Malware or “malicious software” is any software used by cyber-crooks to access someone else’s computer system—without the owner’s knowledge or consent. Viruses, worms, Trojan horses, and spyware are all examples of this invasive software. Malware can be used to steal personal information, send spam, and commit fraud. Malware can be aggressive and sophisticated and is quickly growing in popularity. These programs can be used to obtain confidential information about the user of the infected computer, such as account numbers and PINs, login credentials, the contents of e-mail, even Internet habits, and the resulting data can easily be sold or used directly to perpetrate fraud.
Malware for personal smartphones and other mobile devices has now entered the market as well. Once the malware gains entry into the computer or mobile device, it probes the data protection systems for an area of weakness. From there, the intrusive program uses a combination of aggressive tactics to disrupt system operations and gather sensitive information.
- Know and recognize the signs of phishing emails.
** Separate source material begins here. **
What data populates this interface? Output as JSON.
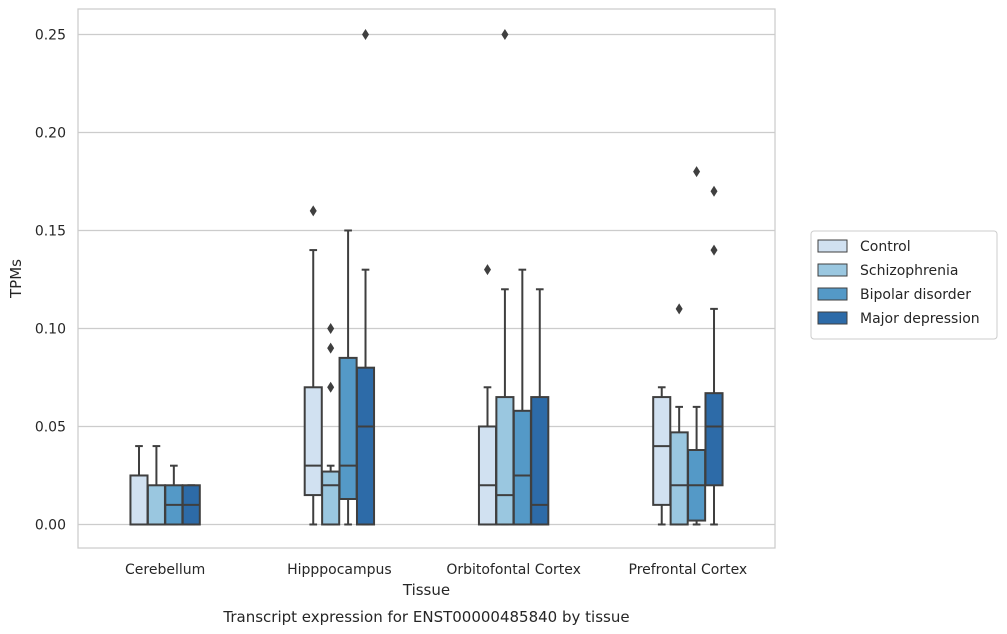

Do not open attachments from unsolicited e-mails at work or at home. This is the most common way computers become infected with malware.
- Never download any file or attachment unless you are absolutely certain what it is and who provided it.
- Be cautious when downloading programs, such as free games, from websites, can result in the installation of malware to your computer.
- Install protective firewall, anti-spyware, and anti-virus software on your computer and update regularly. Install updates and patches for your home computer’s operating system.
- Do not allow anyone to access your computer without your knowledge. Keep your computer turned off or locked when you’re not using it.
- Protect your passwords and login information. Never use the “save ID and password” option. Never write your user ID and/or password on a piece of paper and leave it near your computer.